President Barack Obama’s budget plan would cut $100 billion from Pell Grants and other higher education programs over a decade through belt-tightening and use the savings to keep the maximum college financial aid award at $5,550, an administration official said.
Nearly $90 billion of the projected savings would be achieved through two changes, said the official, who spoke on condition of anonymity ahead of the Feb. 14 release of Obama’s 2012 budget.
The spending plan applies to the budget year that begins Oct. 1. Congress would have to approve both changes.
The first proposal would end the “year-round Pell” policy that let students collect two grants in a calendar year, with the second grant used for summer school.
The official said the costs exceeded expectations and there was little evidence that students earn their degrees any faster.
The change would save $8 billion next year and $60 billion over a decade, the official said.
A second proposal would reduce loan subsidies for graduate and professional students.
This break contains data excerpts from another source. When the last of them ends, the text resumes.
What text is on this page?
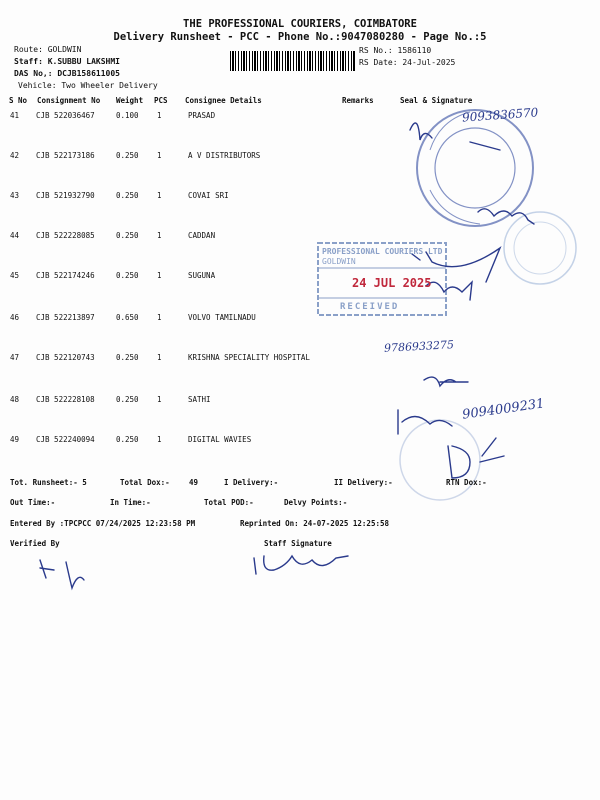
THE PROFESSIONAL COURIERS, COIMBATORE
Delivery Runsheet - PCC - Phone No.:9047080280 - Page No.:5
Route: GOLDWIN
Staff: K.SUBBU LAKSHMI
DAS No,: DCJB158611005
Vehicle: Two Wheeler Delivery
RS No.: 1586110
RS Date: 24-Jul-2025
S No Consignment No Weight PCS Consignee Details	Remarks	Seal & Signature
41 CJB 522036467	0.100 1	PRASAD
42 CJB 522173186	0.250 1	A V DISTRIBUTORS
43 CJB 521932790	0.250 1	COVAI SRI
44 CJB 522228085	0.250 1	CADDAN
45 CJB 522174246	0.250 1	SUGUNA
46 CJB 522213897	0.650 1	VOLVO TAMILNADU
47 CJB 522120743	0.250 1	KRISHNA SPECIALITY HOSPITAL
48 CJB 522228108	0.250 1	SATHI
49 CJB 522240094	0.250 1	DIGITAL WAVIES
9093836570
9786933275
9094009231
PROFESSIONAL COURIERS LTD
GOLDWIN
24 JUL 2025
RECEIVED
Tot. Runsheet:- 5	Total Dox:-	49	I Delivery:-	II Delivery:-	RTN Dox:-
Out Time:-	In Time:-	Total POD:-	Delvy Points:-
Entered By :TPCPCC 07/24/2025 12:23:58 PM	Reprinted On: 24-07-2025 12:25:58
Verified By	Staff Signature
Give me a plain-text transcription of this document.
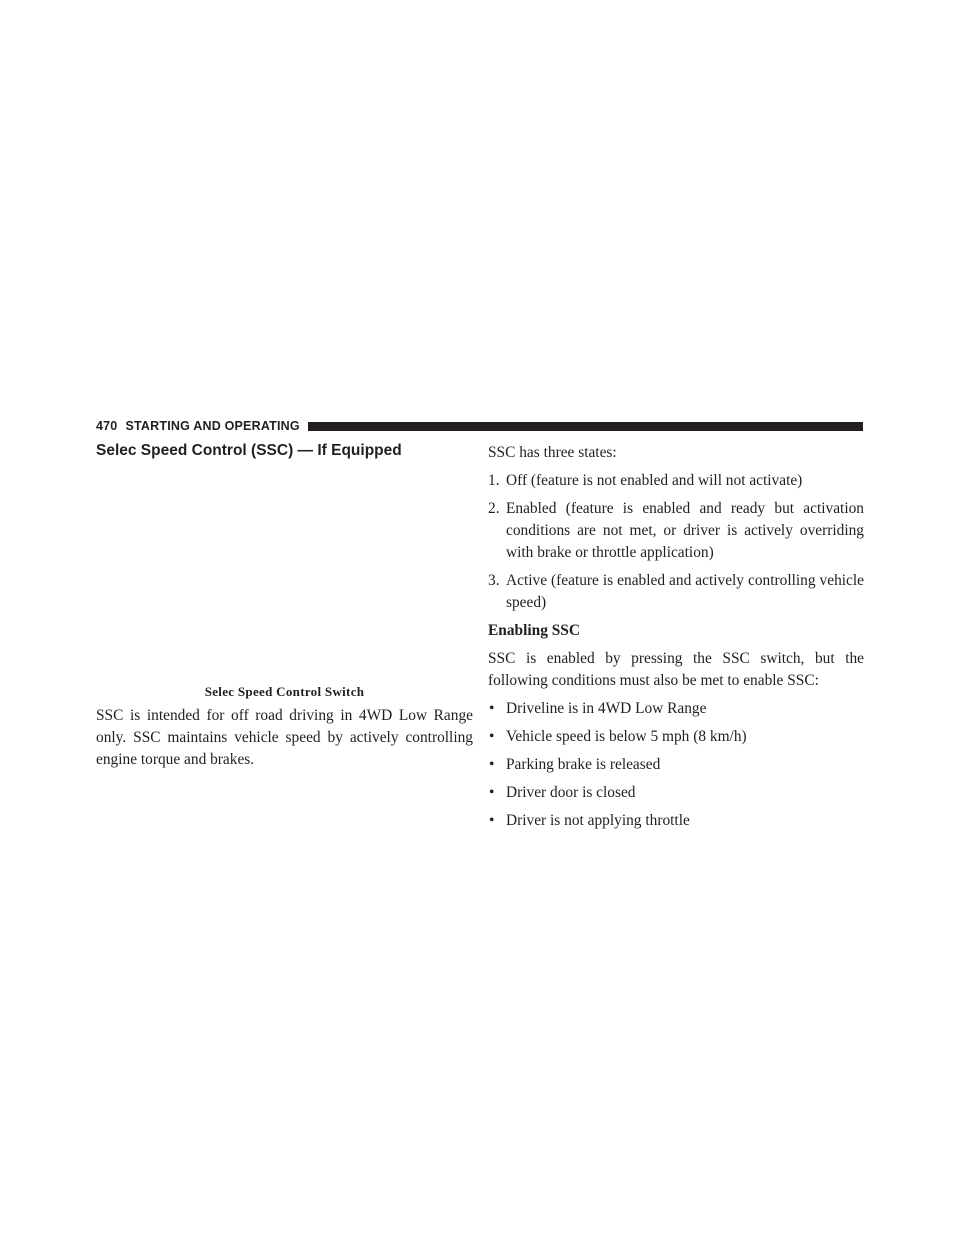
470 STARTING AND OPERATING
Selec Speed Control (SSC) — If Equipped
Selec Speed Control Switch

SSC is intended for off road driving in 4WD Low Range only. SSC maintains vehicle speed by actively controlling engine torque and brakes.

SSC has three states:

1. Off (feature is not enabled and will not activate)
2. Enabled (feature is enabled and ready but activation conditions are not met, or driver is actively overriding with brake or throttle application)
3. Active (feature is enabled and actively controlling vehicle speed)
Enabling SSC

SSC is enabled by pressing the SSC switch, but the following conditions must also be met to enable SSC:

• Driveline is in 4WD Low Range
• Vehicle speed is below 5 mph (8 km/h)
• Parking brake is released
• Driver door is closed
• Driver is not applying throttle
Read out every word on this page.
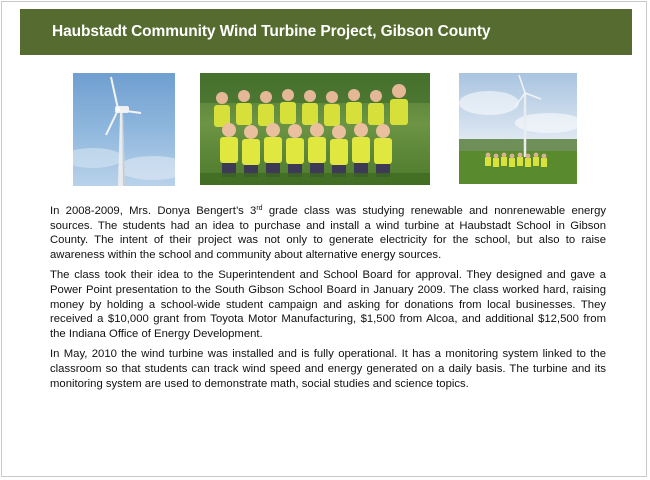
Haubstadt Community Wind Turbine Project, Gibson County

In 2008-2009, Mrs. Donya Bengert’s 3rd grade class was studying renewable and nonrenewable energy sources. The students had an idea to purchase and install a wind turbine at Haubstadt School in Gibson County. The intent of their project was not only to generate electricity for the school, but also to raise awareness within the school and community about alternative energy sources.

The class took their idea to the Superintendent and School Board for approval. They designed and gave a Power Point presentation to the South Gibson School Board in January 2009. The class worked hard, raising money by holding a school-wide student campaign and asking for donations from local businesses. They received a $10,000 grant from Toyota Motor Manufacturing, $1,500 from Alcoa, and additional $12,500 from the Indiana Office of Energy Development.

In May, 2010 the wind turbine was installed and is fully operational. It has a monitoring system linked to the classroom so that students can track wind speed and energy generated on a daily basis. The turbine and its monitoring system are used to demonstrate math, social studies and science topics.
That would free $2 billion next year and save $29 billion over 10 years, according to the official.
Education organizations expressed concern about the Pell Grant reduction proposal just hours after it was released to the public.
Molly Corbett Broad, president of the American Council on Education (ACE) said the Obama administration’s Pell Grant adjustments should be seen as a long-term effort to shore up the Pell Grant program’s “financial underpinning.”
Corbett Broad said the plan to cut Pell Grant funding would be met with skepticism by many in higher education. She added that ACE would “support the overall objective of ensuring a viable array of student aid programs anchored by the indispensable Pell Grant program.”